Por volta das 19h30, Dan
Bachmann, executivo da Embraer e o único de nós que falava português, veio à mesa em
que estávamos instalados no
refeitório e nos contou o que
lhe havia sido informado no escritório do comandante. Um
Boeing 737 com 155 pessoas a
bordo estava desaparecido,
exatamente na região em que
fôramos atingidos.
Antes daquele momento, nós
estávamos brincando, rindo sobre a nossa experiência quase
fatal. Éramos os "Sete do Amazonas", sobreviventes improváveis aos quais o tempo que vivíamos não mais pertenciam.
Realizaríamos uma reunião
anual e contaríamos uns aos
outros a que dedicamos nossas
vidas. Mas em lugar disso, nós
inclinamos nossas cabeças em
um longo momento de silêncio,
interrompido pelo som de choro contido.
Ambos os pilotos, experientes na condução de jatos executivos, ficaram muito abalados.

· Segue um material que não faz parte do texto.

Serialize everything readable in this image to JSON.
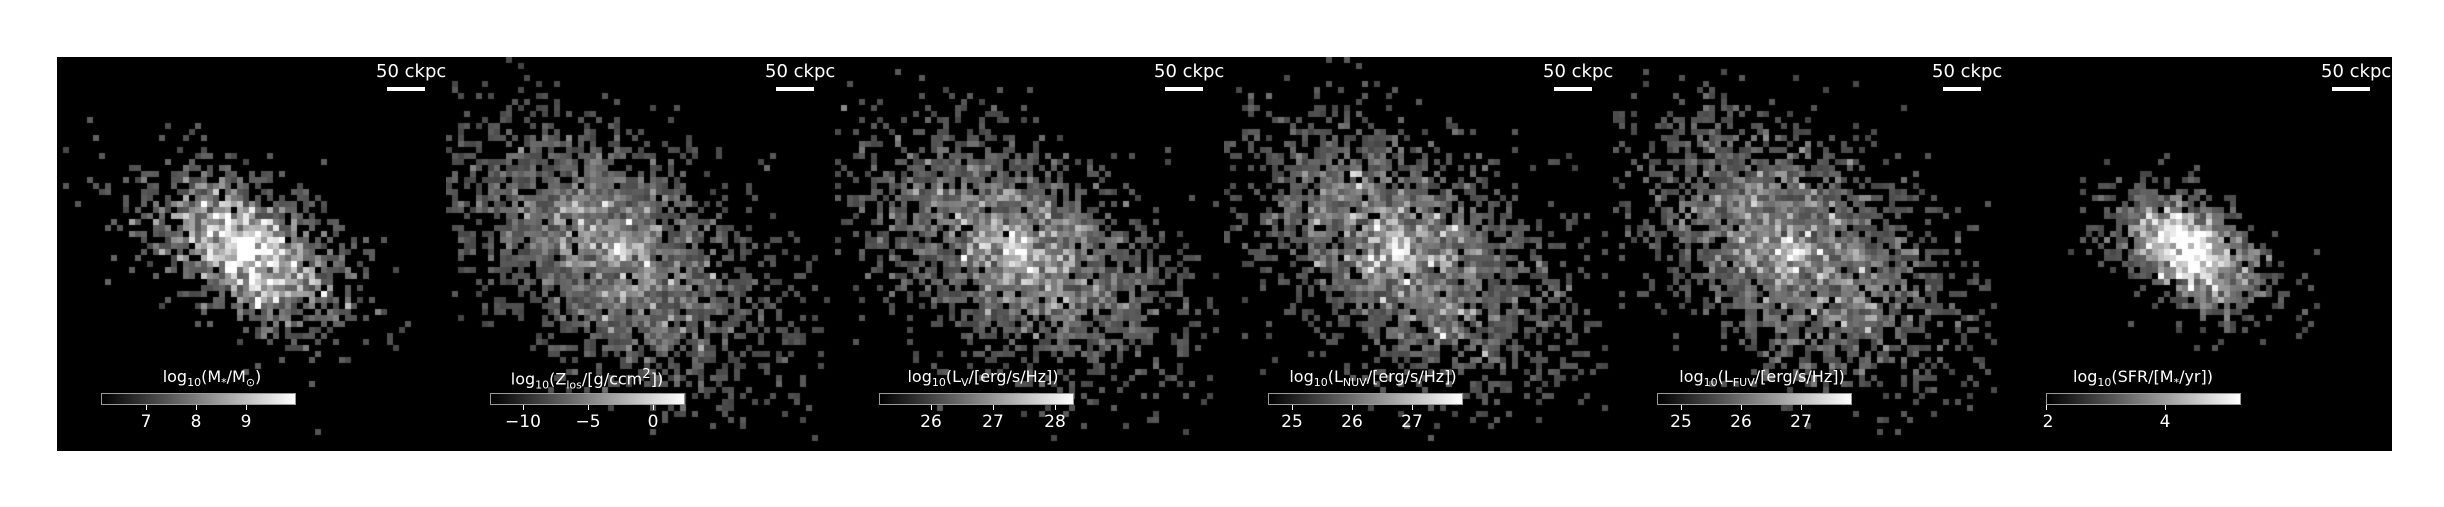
{
  "figure": {
    "panels": [
      {
        "id": "stellar-mass",
        "scalebar": "50 ckpc",
        "colorbar": {
          "label_prefix": "log",
          "label_base": "10",
          "label_body": "(M",
          "label_star_sub": "*",
          "label_mid": "/M",
          "label_sun_sub": "⊙",
          "label_end": ")",
          "ticks": [
            "7",
            "8",
            "9"
          ],
          "tick_values": [
            7,
            8,
            9
          ],
          "range": [
            6.1,
            10.0
          ]
        },
        "image": {
          "center": [
            0.49,
            0.49
          ],
          "spread": 0.12,
          "density": 0.45,
          "brightness": 0.75
        }
      },
      {
        "id": "metallicity",
        "scalebar": "50 ckpc",
        "colorbar": {
          "label_prefix": "log",
          "label_base": "10",
          "label_body": "(Z",
          "label_sub": "los",
          "label_end": "/[g/ccm",
          "label_sup": "2",
          "label_close": "])",
          "ticks": [
            "−10",
            "−5",
            "0"
          ],
          "tick_values": [
            -10,
            -5,
            0
          ],
          "range": [
            -12.5,
            2.5
          ]
        },
        "image": {
          "center": [
            0.43,
            0.49
          ],
          "spread": 0.2,
          "density": 0.75,
          "brightness": 0.55
        }
      },
      {
        "id": "lum-v",
        "scalebar": "50 ckpc",
        "colorbar": {
          "label_prefix": "log",
          "label_base": "10",
          "label_body": "(L",
          "label_sub": "V",
          "label_end": "/[erg/s/Hz])",
          "ticks": [
            "26",
            "27",
            "28"
          ],
          "tick_values": [
            26,
            27,
            28
          ],
          "range": [
            25.0,
            28.2
          ]
        },
        "image": {
          "center": [
            0.47,
            0.49
          ],
          "spread": 0.19,
          "density": 0.7,
          "brightness": 0.6
        }
      },
      {
        "id": "lum-nuv",
        "scalebar": "50 ckpc",
        "colorbar": {
          "label_prefix": "log",
          "label_base": "10",
          "label_body": "(L",
          "label_sub": "NUV",
          "label_end": "/[erg/s/Hz])",
          "ticks": [
            "25",
            "26",
            "27"
          ],
          "tick_values": [
            25,
            26,
            27
          ],
          "range": [
            24.6,
            27.8
          ]
        },
        "image": {
          "center": [
            0.46,
            0.49
          ],
          "spread": 0.2,
          "density": 0.72,
          "brightness": 0.6
        }
      },
      {
        "id": "lum-fuv",
        "scalebar": "50 ckpc",
        "colorbar": {
          "label_prefix": "log",
          "label_base": "10",
          "label_body": "(L",
          "label_sub": "FUV",
          "label_end": "/[erg/s/Hz])",
          "ticks": [
            "25",
            "26",
            "27"
          ],
          "tick_values": [
            25,
            26,
            27
          ],
          "range": [
            24.6,
            27.8
          ]
        },
        "image": {
          "center": [
            0.47,
            0.49
          ],
          "spread": 0.2,
          "density": 0.72,
          "brightness": 0.6
        }
      },
      {
        "id": "sfr",
        "scalebar": "50 ckpc",
        "colorbar": {
          "label_prefix": "log",
          "label_base": "10",
          "label_body": "(SFR/[M",
          "label_star_sub": "*",
          "label_end": "/yr])",
          "ticks": [
            "2",
            "4"
          ],
          "tick_values": [
            2,
            4
          ],
          "range": [
            2.0,
            5.3
          ]
        },
        "image": {
          "center": [
            0.47,
            0.49
          ],
          "spread": 0.09,
          "density": 0.4,
          "brightness": 0.6
        }
      }
    ]
  }
}
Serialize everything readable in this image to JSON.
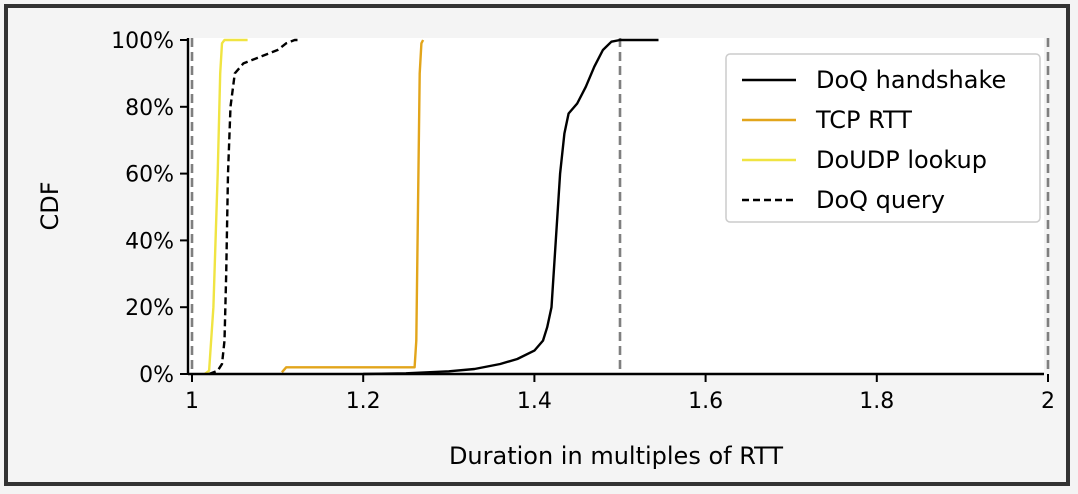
{
  "chart_data": {
    "type": "line",
    "title": "",
    "xlabel": "Duration in multiples of RTT",
    "ylabel": "CDF",
    "xlim": [
      1.0,
      2.0
    ],
    "ylim": [
      0,
      100
    ],
    "x_ticks": [
      {
        "value": 1.0,
        "label": "1"
      },
      {
        "value": 1.2,
        "label": "1.2"
      },
      {
        "value": 1.4,
        "label": "1.4"
      },
      {
        "value": 1.6,
        "label": "1.6"
      },
      {
        "value": 1.8,
        "label": "1.8"
      },
      {
        "value": 2.0,
        "label": "2"
      }
    ],
    "y_ticks": [
      {
        "value": 0,
        "label": "0%"
      },
      {
        "value": 20,
        "label": "20%"
      },
      {
        "value": 40,
        "label": "40%"
      },
      {
        "value": 60,
        "label": "60%"
      },
      {
        "value": 80,
        "label": "80%"
      },
      {
        "value": 100,
        "label": "100%"
      }
    ],
    "reference_lines_x": [
      1.0,
      1.5,
      2.0
    ],
    "grid": false,
    "legend_position": "top-right",
    "series": [
      {
        "name": "DoQ handshake",
        "color": "#000000",
        "dash": "solid",
        "points": [
          [
            1.2,
            0
          ],
          [
            1.25,
            0.2
          ],
          [
            1.3,
            0.8
          ],
          [
            1.33,
            1.5
          ],
          [
            1.36,
            3
          ],
          [
            1.38,
            4.5
          ],
          [
            1.4,
            7
          ],
          [
            1.41,
            10
          ],
          [
            1.415,
            14
          ],
          [
            1.42,
            20
          ],
          [
            1.425,
            40
          ],
          [
            1.43,
            60
          ],
          [
            1.435,
            72
          ],
          [
            1.44,
            78
          ],
          [
            1.45,
            81
          ],
          [
            1.46,
            86
          ],
          [
            1.47,
            92
          ],
          [
            1.48,
            97
          ],
          [
            1.49,
            99.5
          ],
          [
            1.5,
            100
          ],
          [
            1.545,
            100
          ]
        ]
      },
      {
        "name": "TCP RTT",
        "color": "#e2a51b",
        "dash": "solid",
        "points": [
          [
            1.105,
            0.5
          ],
          [
            1.11,
            2
          ],
          [
            1.26,
            2
          ],
          [
            1.262,
            10
          ],
          [
            1.264,
            50
          ],
          [
            1.266,
            90
          ],
          [
            1.268,
            99
          ],
          [
            1.27,
            100
          ]
        ]
      },
      {
        "name": "DoUDP lookup",
        "color": "#f0e442",
        "dash": "solid",
        "points": [
          [
            1.015,
            0
          ],
          [
            1.02,
            1
          ],
          [
            1.025,
            20
          ],
          [
            1.03,
            60
          ],
          [
            1.033,
            90
          ],
          [
            1.035,
            99
          ],
          [
            1.038,
            100
          ],
          [
            1.065,
            100
          ]
        ]
      },
      {
        "name": "DoQ query",
        "color": "#000000",
        "dash": "dashed",
        "points": [
          [
            1.02,
            0
          ],
          [
            1.03,
            1
          ],
          [
            1.035,
            3
          ],
          [
            1.038,
            10
          ],
          [
            1.04,
            30
          ],
          [
            1.042,
            60
          ],
          [
            1.045,
            80
          ],
          [
            1.05,
            90
          ],
          [
            1.06,
            93
          ],
          [
            1.08,
            95
          ],
          [
            1.1,
            97
          ],
          [
            1.11,
            99
          ],
          [
            1.12,
            100
          ],
          [
            1.125,
            100
          ]
        ]
      }
    ]
  }
}
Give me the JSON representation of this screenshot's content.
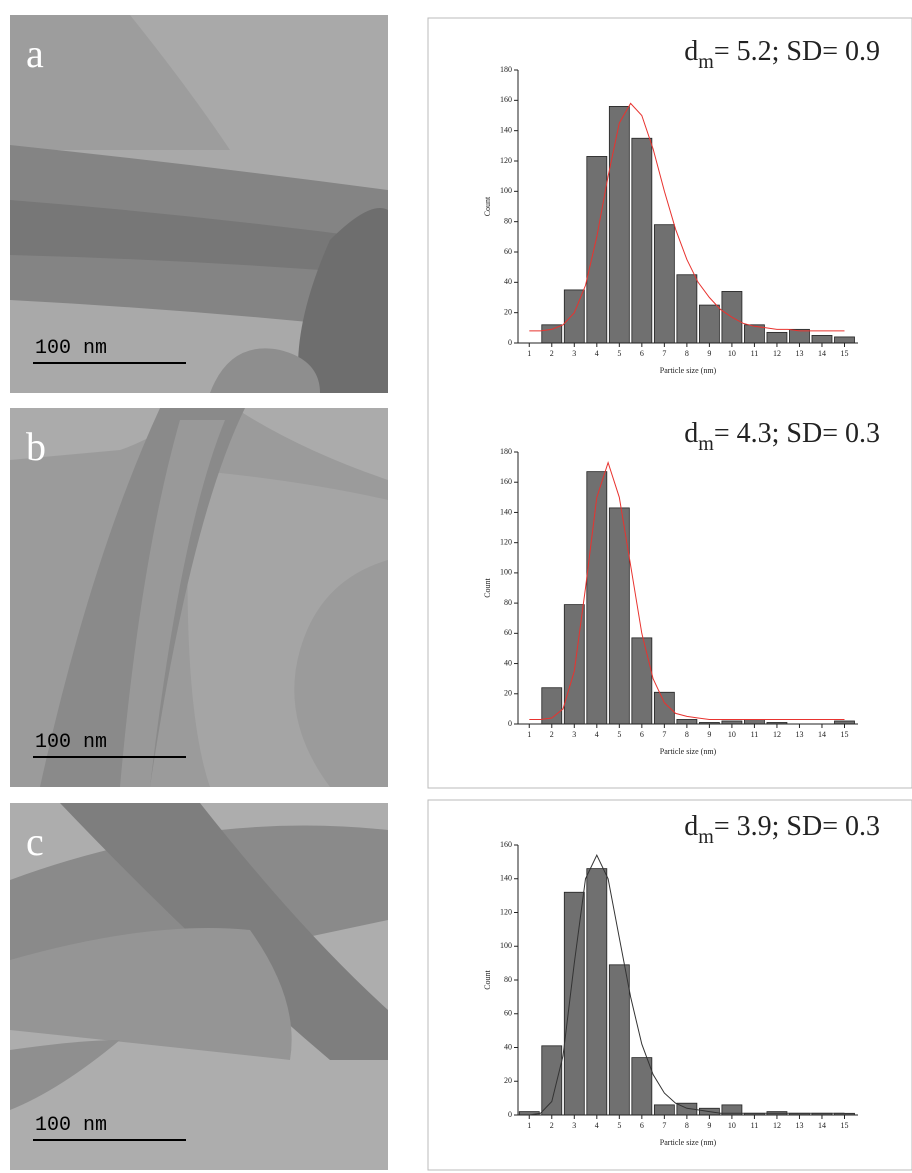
{
  "panels": [
    {
      "label": "a",
      "scale_bar": "100 nm"
    },
    {
      "label": "b",
      "scale_bar": "100 nm"
    },
    {
      "label": "c",
      "scale_bar": "100 nm"
    }
  ],
  "chart_data": [
    {
      "type": "bar",
      "annotation": {
        "symbol": "d",
        "subscript": "m",
        "text": "= 5.2; SD= 0.9"
      },
      "x_label": "Particle size (nm)",
      "y_label": "Count",
      "color": "#707070",
      "x": [
        1,
        2,
        3,
        4,
        5,
        6,
        7,
        8,
        9,
        10,
        11,
        12,
        13,
        14,
        15
      ],
      "values": [
        0,
        12,
        35,
        123,
        156,
        135,
        78,
        45,
        25,
        34,
        12,
        7,
        9,
        5,
        4
      ],
      "fit": {
        "color": "#e8332f",
        "x": [
          1,
          1.5,
          2,
          2.5,
          3,
          3.5,
          4,
          4.5,
          5,
          5.5,
          6,
          6.5,
          7,
          7.5,
          8,
          8.5,
          9,
          9.5,
          10,
          10.5,
          11,
          11.5,
          12,
          12.5,
          13,
          13.5,
          14,
          14.5,
          15
        ],
        "values": [
          8,
          8,
          9,
          12,
          20,
          38,
          70,
          110,
          145,
          158,
          150,
          128,
          100,
          75,
          55,
          40,
          30,
          22,
          17,
          13,
          11,
          10,
          9,
          9,
          8,
          8,
          8,
          8,
          8
        ]
      },
      "xlim": [
        0.5,
        15.6
      ],
      "xticks": [
        1,
        2,
        3,
        4,
        5,
        6,
        7,
        8,
        9,
        10,
        11,
        12,
        13,
        14,
        15
      ],
      "ylim": [
        0,
        180
      ],
      "yticks": [
        0,
        20,
        40,
        60,
        80,
        100,
        120,
        140,
        160,
        180
      ]
    },
    {
      "type": "bar",
      "annotation": {
        "symbol": "d",
        "subscript": "m",
        "text": "= 4.3; SD= 0.3"
      },
      "x_label": "Particle size (nm)",
      "y_label": "Count",
      "color": "#707070",
      "x": [
        1,
        2,
        3,
        4,
        5,
        6,
        7,
        8,
        9,
        10,
        11,
        12,
        13,
        14,
        15
      ],
      "values": [
        0,
        24,
        79,
        167,
        143,
        57,
        21,
        3,
        1,
        2,
        3,
        1,
        0,
        0,
        2
      ],
      "fit": {
        "color": "#e8332f",
        "x": [
          1,
          1.5,
          2,
          2.5,
          3,
          3.5,
          4,
          4.5,
          5,
          5.5,
          6,
          6.5,
          7,
          7.5,
          8,
          8.5,
          9,
          9.5,
          10,
          10.5,
          11,
          11.5,
          12,
          12.5,
          13,
          13.5,
          14,
          14.5,
          15
        ],
        "values": [
          3,
          3,
          4,
          10,
          35,
          90,
          150,
          173,
          150,
          105,
          60,
          30,
          14,
          7,
          5,
          4,
          3,
          3,
          3,
          3,
          3,
          3,
          3,
          3,
          3,
          3,
          3,
          3,
          3
        ]
      },
      "xlim": [
        0.5,
        15.6
      ],
      "xticks": [
        1,
        2,
        3,
        4,
        5,
        6,
        7,
        8,
        9,
        10,
        11,
        12,
        13,
        14,
        15
      ],
      "ylim": [
        0,
        180
      ],
      "yticks": [
        0,
        20,
        40,
        60,
        80,
        100,
        120,
        140,
        160,
        180
      ]
    },
    {
      "type": "bar",
      "annotation": {
        "symbol": "d",
        "subscript": "m",
        "text": "= 3.9; SD= 0.3"
      },
      "x_label": "Particle size (nm)",
      "y_label": "Count",
      "color": "#707070",
      "x": [
        1,
        2,
        3,
        4,
        5,
        6,
        7,
        8,
        9,
        10,
        11,
        12,
        13,
        14,
        15
      ],
      "values": [
        2,
        41,
        132,
        146,
        89,
        34,
        6,
        7,
        4,
        6,
        1,
        2,
        1,
        1,
        1
      ],
      "fit": {
        "color": "#333333",
        "x": [
          1,
          1.5,
          2,
          2.5,
          3,
          3.5,
          4,
          4.5,
          5,
          5.5,
          6,
          6.5,
          7,
          7.5,
          8,
          8.5,
          9,
          9.5,
          10,
          10.5,
          11,
          11.5,
          12,
          12.5,
          13,
          13.5,
          14,
          14.5,
          15
        ],
        "values": [
          0,
          1,
          8,
          35,
          90,
          140,
          154,
          140,
          105,
          70,
          42,
          24,
          13,
          7,
          4,
          3,
          2,
          1,
          1,
          1,
          1,
          1,
          1,
          1,
          1,
          1,
          1,
          1,
          1
        ]
      },
      "xlim": [
        0.5,
        15.6
      ],
      "xticks": [
        1,
        2,
        3,
        4,
        5,
        6,
        7,
        8,
        9,
        10,
        11,
        12,
        13,
        14,
        15
      ],
      "ylim": [
        0,
        160
      ],
      "yticks": [
        0,
        20,
        40,
        60,
        80,
        100,
        120,
        140,
        160
      ]
    }
  ]
}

"Se alguém deveria ter caído,
seríamos nós", repetia sem cessar Lepore, 42, de Bay Shore,
Nova York.
Paladino, 34, de Westhampton, Nova York, mal conseguia
falar. "Estou tentando me conformar com a perda de todas
essas pessoas. E dói", disse.
Yandle disse aos pilotos "vocês são heróis, vocês salvaram
nossas vidas". Eles sorriram,
desanimados. Era evidente que
o peso do que aconteceu ficaria
com eles para sempre.
No dia seguinte, a base estava
repleta de autoridades brasileiras investigando o acidente e
dirigindo operações de busca
pelo Boeing 737 perdido, o qual
um oficial me disse estar em
uma área menos de 160 quilômetros ao sul de nós, acessível
apenas para desbravadores que
abrissem uma picada na selva.
Também pudemos ver o nosso avião, que estava sendo estudado por inspetores. Ralph Michielli, vice-presidente de manutenção da ExcelAire e um
dos passageiros do vôo, subiu
comigo em um monta-cargas
para me mostrar os danos sofridos pela asa, perto do winglet
decepado.
Um painel próximo à parte
frontal da asa exibia um rombo
de mais de 30 centímetros.
Manchas escuras perto da fuselagem mostravam um vazamento de combustível. Partes
do estabilizador horizontal, na
cauda, haviam sido esmagadas,
e faltava um pedaço do elevon
esquerdo.
Um inspetor militar brasileiro que observava o avião me
surpreendeu por sua disposição de conversar, ainda que ele
não soubesse muito inglês, e eu,
português nenhum.
Ele estava especulando sobre
o que poderia ter acontecido e,
em resumo, disse o seguinte:
ambos os aviões, inexplicavelmente, ocupavam a mesma posição e altitude ao mesmo tempo. Os pilotos do Boeing 737,
que voava rumo ao sudeste,
avistaram nosso Legacy 600
que voava rumo a noroeste, para Manaus, e conduziram uma
frenética manobra de evasão. A
asa do 737, varrendo o espaço
entre nossa asa e a cauda elevada, nos atingiu duas vezes, e o
avião maior então prosseguiu
em sua espiral destrutiva.
A situação parecia impossível, reconheceu o inspetor.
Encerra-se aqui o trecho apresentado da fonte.